Hening sesaat, sebelum suara tegar berucap, "Kami sanggup, Pangeran!"
"Bagus," Salaka mengangguk. "Candina akan membantu kalian untuk membersihkan lingkaran kedua. Malam ini, lingkaran kedua Dahayu harus bersih sebersih-bersihnya. Kita dikejar waktu. Empat purnama paruh pertama akan hadir sebentar lagi. Balwa! Kau yang memimpin kali ini!"
Persiapan dan persenjataan dilakukan secara singkat, seperti yang sudah-sudah.
"Berikan aku tugas, Salaka," sebuah suara berat menegur.
Semua yang hadir di aula Dahayu menoleh ke arah suara. Sosok tangguh menakutkan berdiri di sana, dengan mata berkikat yang teguh dan meyakinkan.
"Nimar," Salaka mengangguk. "Apa yang kau inginkan?"
"Aku membantu anak buahmu lolos dari pasukan Dubiksa," ujar Nimar mengingatkan, melangkah mendekati Salaka.
"Kau menginginkan sesuatu dari penyatuan perak?" Salaka menelisik lebih jauh. "Aku tak bisa menjanjikanmu apa-apa."
Nimar terdiam sesaat.
"Jujur, aku ingin meminta sesuatu padamu," Nimar melemparkan keluh kesah, "…tapi aku tahu, itu tak pantas. Aku ingin menawarkan kemampuanku kepadamu terlebih dahulu.

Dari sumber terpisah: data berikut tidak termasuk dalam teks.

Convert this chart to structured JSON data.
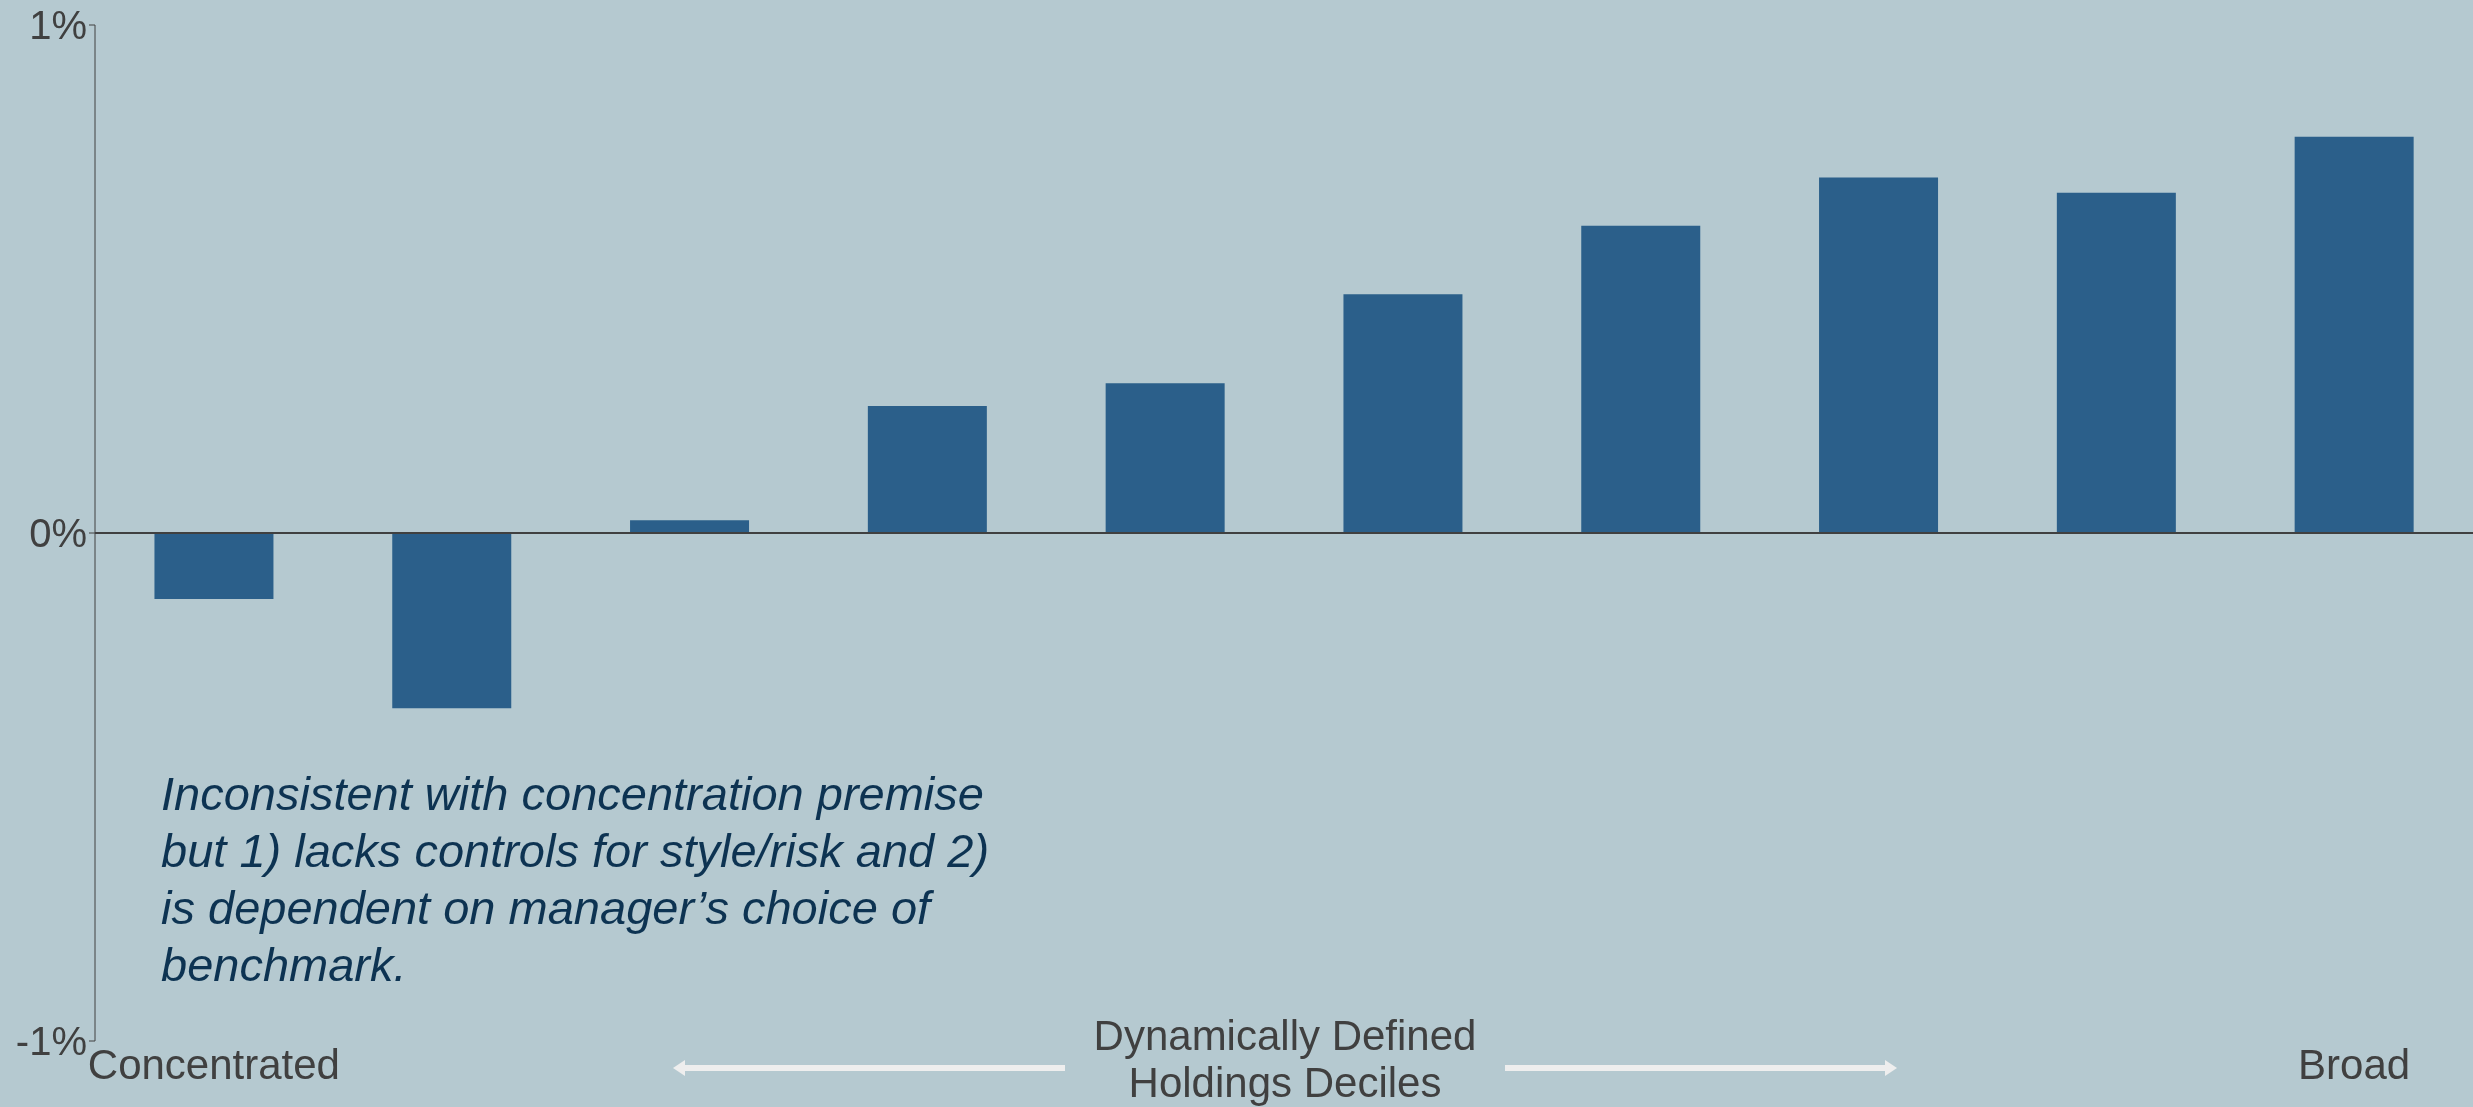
{
  "chart_data": {
    "type": "bar",
    "categories": [
      "Concentrated",
      null,
      null,
      null,
      null,
      null,
      null,
      null,
      null,
      "Broad"
    ],
    "values": [
      -0.13,
      -0.345,
      0.025,
      0.25,
      0.295,
      0.47,
      0.605,
      0.7,
      0.67,
      0.78
    ],
    "color": "#2b5f8a",
    "ylim": [
      -1,
      1
    ],
    "yticks": [
      {
        "value": -1,
        "label": "-1%"
      },
      {
        "value": 0,
        "label": "0%"
      },
      {
        "value": 1,
        "label": "1%"
      }
    ],
    "xlabel": "Dynamically Defined Holdings Deciles",
    "annotations": [
      "Inconsistent with concentration premise but 1) lacks controls for style/risk and 2) is dependent on manager’s choice of benchmark."
    ],
    "ref_lines": [
      {
        "axis": "y",
        "value": 0,
        "color": "#404040"
      }
    ],
    "legend": false
  }
}
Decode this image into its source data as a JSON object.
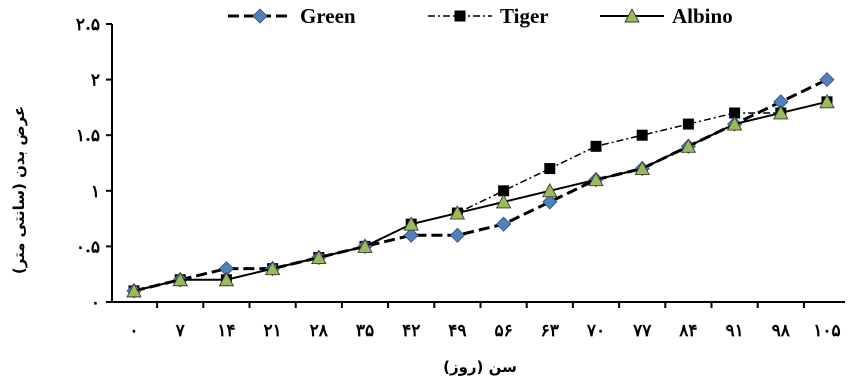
{
  "chart_data": {
    "type": "line",
    "xlabel": "سن (روز)",
    "ylabel": "عرض بدن (سانتی متر)",
    "x_tick_labels": [
      "۰",
      "۷",
      "۱۴",
      "۲۱",
      "۲۸",
      "۳۵",
      "۴۲",
      "۴۹",
      "۵۶",
      "۶۳",
      "۷۰",
      "۷۷",
      "۸۴",
      "۹۱",
      "۹۸",
      "۱۰۵"
    ],
    "y_tick_labels": [
      "۰",
      "۰.۵",
      "۱",
      "۱.۵",
      "۲",
      "۲.۵"
    ],
    "x": [
      0,
      7,
      14,
      21,
      28,
      35,
      42,
      49,
      56,
      63,
      70,
      77,
      84,
      91,
      98,
      105
    ],
    "xlim": [
      0,
      105
    ],
    "ylim": [
      0,
      2.5
    ],
    "y_ticks": [
      0,
      0.5,
      1,
      1.5,
      2,
      2.5
    ],
    "legend_position": "top",
    "series": [
      {
        "name": "Green",
        "color": "#4f81bd",
        "marker": "diamond",
        "line": "long-dash",
        "values": [
          0.1,
          0.2,
          0.3,
          0.3,
          0.4,
          0.5,
          0.6,
          0.6,
          0.7,
          0.9,
          1.1,
          1.2,
          1.4,
          1.6,
          1.8,
          2.0
        ]
      },
      {
        "name": "Tiger",
        "color": "#000000",
        "marker": "square",
        "line": "dash-dot",
        "values": [
          0.1,
          0.2,
          0.2,
          0.3,
          0.4,
          0.5,
          0.7,
          0.8,
          1.0,
          1.2,
          1.4,
          1.5,
          1.6,
          1.7,
          1.7,
          1.8
        ]
      },
      {
        "name": "Albino",
        "color": "#9bbb59",
        "marker": "triangle",
        "line": "solid",
        "values": [
          0.1,
          0.2,
          0.2,
          0.3,
          0.4,
          0.5,
          0.7,
          0.8,
          0.9,
          1.0,
          1.1,
          1.2,
          1.4,
          1.6,
          1.7,
          1.8
        ]
      }
    ]
  }
}
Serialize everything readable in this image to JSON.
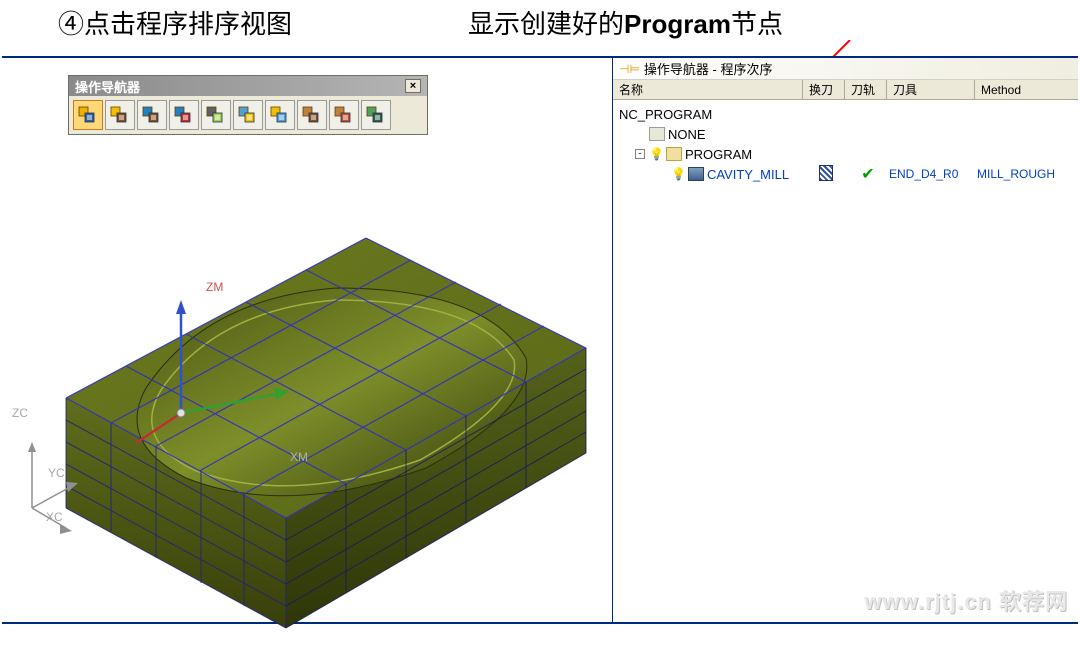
{
  "annotations": {
    "left": "④点击程序排序视图",
    "right_pre": "显示创建好的",
    "right_bold": "Program",
    "right_post": "节点"
  },
  "toolbar": {
    "title": "操作导航器",
    "close_symbol": "×",
    "icons": [
      {
        "name": "program-order-view",
        "selected": true,
        "color1": "#f0b000",
        "color2": "#3060a0"
      },
      {
        "name": "machine-tool-view",
        "selected": false,
        "color1": "#f0c000",
        "color2": "#805020"
      },
      {
        "name": "geometry-view",
        "selected": false,
        "color1": "#2080c0",
        "color2": "#805020"
      },
      {
        "name": "machining-method-view",
        "selected": false,
        "color1": "#2080c0",
        "color2": "#c03030"
      },
      {
        "name": "find-object",
        "selected": false,
        "color1": "#606060",
        "color2": "#a0d050"
      },
      {
        "name": "create-filter",
        "selected": false,
        "color1": "#50a0d0",
        "color2": "#f0c000"
      },
      {
        "name": "apply-filter",
        "selected": false,
        "color1": "#f0c000",
        "color2": "#50a0d0"
      },
      {
        "name": "expand-all",
        "selected": false,
        "color1": "#c08040",
        "color2": "#805020"
      },
      {
        "name": "collapse-all",
        "selected": false,
        "color1": "#c08040",
        "color2": "#c05030"
      },
      {
        "name": "export-browser",
        "selected": false,
        "color1": "#50a060",
        "color2": "#306040"
      }
    ]
  },
  "viewport": {
    "axis_labels": {
      "zm": "ZM",
      "xm": "XM",
      "zc": "ZC",
      "yc": "YC",
      "xc": "XC"
    },
    "model": {
      "body_color": "#6b7a1e",
      "body_shadow": "#495214",
      "pocket_color": "#7a8a28",
      "grid_color": "#3030c0",
      "wcs_x": "#c03030",
      "wcs_y": "#30a030",
      "wcs_z": "#3050d0"
    }
  },
  "navigator": {
    "title_prefix_icon": "📌",
    "title": "操作导航器 - 程序次序",
    "columns": {
      "c1": "名称",
      "c2": "换刀",
      "c3": "刀轨",
      "c4": "刀具",
      "c5": "Method"
    },
    "tree": {
      "root": "NC_PROGRAM",
      "none": "NONE",
      "program": "PROGRAM",
      "operation": {
        "name": "CAVITY_MILL",
        "tool": "END_D4_R0",
        "method": "MILL_ROUGH",
        "path_check": "✔"
      }
    },
    "expand_minus": "-"
  },
  "watermark": "www.rjtj.cn 软荐网",
  "arrow_color": "#ff0000"
}
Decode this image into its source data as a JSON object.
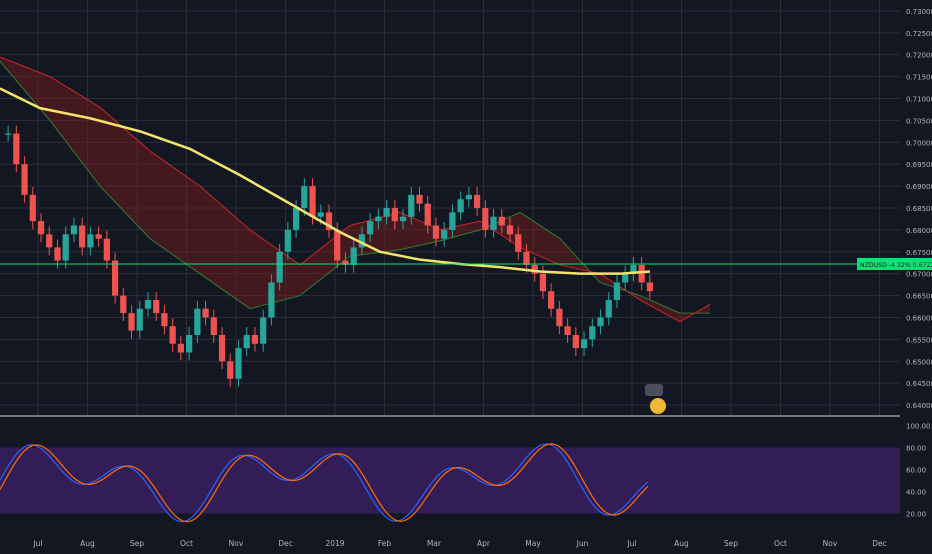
{
  "chart_data": [
    {
      "type": "candlestick",
      "symbol_label": "NZDUSD",
      "change_label": "-4.32%",
      "last_price": 0.67222,
      "last_price_label": "0.67222",
      "y_ticks": [
        "0.64000",
        "0.64500",
        "0.65000",
        "0.65500",
        "0.66000",
        "0.66500",
        "0.67000",
        "0.67500",
        "0.68000",
        "0.68500",
        "0.69000",
        "0.69500",
        "0.70000",
        "0.70500",
        "0.71000",
        "0.71500",
        "0.72000",
        "0.72500",
        "0.73000"
      ],
      "ylim": [
        0.6375,
        0.7325
      ],
      "x_ticks": [
        "Jul",
        "Aug",
        "Sep",
        "Oct",
        "Nov",
        "Dec",
        "2019",
        "Feb",
        "Mar",
        "Apr",
        "May",
        "Jun",
        "Jul",
        "Aug",
        "Sep",
        "Oct",
        "Nov",
        "Dec"
      ],
      "grid": true,
      "moving_average": {
        "color": "#f5e46c",
        "points": [
          [
            0,
            0.7123
          ],
          [
            40,
            0.7078
          ],
          [
            90,
            0.7055
          ],
          [
            140,
            0.7025
          ],
          [
            190,
            0.6985
          ],
          [
            240,
            0.6925
          ],
          [
            290,
            0.686
          ],
          [
            340,
            0.6795
          ],
          [
            380,
            0.675
          ],
          [
            420,
            0.6732
          ],
          [
            460,
            0.6722
          ],
          [
            500,
            0.6715
          ],
          [
            540,
            0.6705
          ],
          [
            580,
            0.67
          ],
          [
            620,
            0.67
          ],
          [
            650,
            0.6705
          ]
        ]
      },
      "ichimoku_cloud": {
        "span_a": [
          [
            0,
            0.7185
          ],
          [
            50,
            0.705
          ],
          [
            100,
            0.69
          ],
          [
            150,
            0.678
          ],
          [
            200,
            0.67
          ],
          [
            250,
            0.662
          ],
          [
            300,
            0.665
          ],
          [
            350,
            0.674
          ],
          [
            400,
            0.6755
          ],
          [
            440,
            0.6775
          ],
          [
            480,
            0.68
          ],
          [
            520,
            0.684
          ],
          [
            560,
            0.678
          ],
          [
            600,
            0.668
          ],
          [
            640,
            0.665
          ],
          [
            680,
            0.661
          ],
          [
            710,
            0.661
          ]
        ],
        "span_b": [
          [
            0,
            0.7195
          ],
          [
            50,
            0.715
          ],
          [
            100,
            0.708
          ],
          [
            150,
            0.698
          ],
          [
            200,
            0.69
          ],
          [
            250,
            0.68
          ],
          [
            300,
            0.672
          ],
          [
            350,
            0.681
          ],
          [
            400,
            0.684
          ],
          [
            440,
            0.68
          ],
          [
            480,
            0.682
          ],
          [
            520,
            0.676
          ],
          [
            560,
            0.672
          ],
          [
            600,
            0.67
          ],
          [
            640,
            0.664
          ],
          [
            680,
            0.659
          ],
          [
            710,
            0.663
          ]
        ],
        "bull_color": "#1b5e20",
        "bear_color": "#7f1d1d"
      },
      "candles_close": [
        0.702,
        0.695,
        0.688,
        0.682,
        0.679,
        0.676,
        0.673,
        0.679,
        0.681,
        0.676,
        0.679,
        0.678,
        0.673,
        0.665,
        0.661,
        0.657,
        0.662,
        0.664,
        0.661,
        0.658,
        0.654,
        0.652,
        0.656,
        0.662,
        0.66,
        0.656,
        0.65,
        0.646,
        0.653,
        0.656,
        0.654,
        0.66,
        0.668,
        0.675,
        0.68,
        0.685,
        0.69,
        0.683,
        0.684,
        0.68,
        0.673,
        0.672,
        0.676,
        0.679,
        0.682,
        0.683,
        0.685,
        0.682,
        0.683,
        0.688,
        0.686,
        0.681,
        0.678,
        0.68,
        0.684,
        0.687,
        0.688,
        0.685,
        0.68,
        0.683,
        0.681,
        0.679,
        0.675,
        0.672,
        0.67,
        0.666,
        0.662,
        0.658,
        0.656,
        0.653,
        0.655,
        0.658,
        0.66,
        0.664,
        0.668,
        0.67,
        0.672,
        0.668,
        0.666
      ],
      "rsi_panel": {
        "y_ticks": [
          "20.00",
          "40.00",
          "60.00",
          "80.00",
          "100.00"
        ],
        "band": [
          20,
          80
        ],
        "band_color": "#3b1f64",
        "k_color": "#2962ff",
        "d_color": "#ff6d00"
      }
    }
  ]
}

Selebihnya, aku percaya pada keputusanmu, Pangeran Salaka."
Salaka menatap Nimar tajam, sebelum akhirnya memberikan keputusan. Senyum Salaka menggurat samar. Ia mengisyaratkan Candina untuk mendekati Nimar dan meminta pasukannya bergerak cepat membersihkan area lingkaran kedua Dahayu untuk yang terakhir kali. Sama seperti Pasukan Perak yang lain, Candina berpakaian lengkap, disertai cadar kemilau yang melindungi separuh wajahnya.
🔅🔆🔅
Basruwa dan Basunggal telah menunggu di tepian lingkaran kedua. Tampaknya, mereka tak akan meloloskan pasukan Salaka untuk melangkah lebih jauh.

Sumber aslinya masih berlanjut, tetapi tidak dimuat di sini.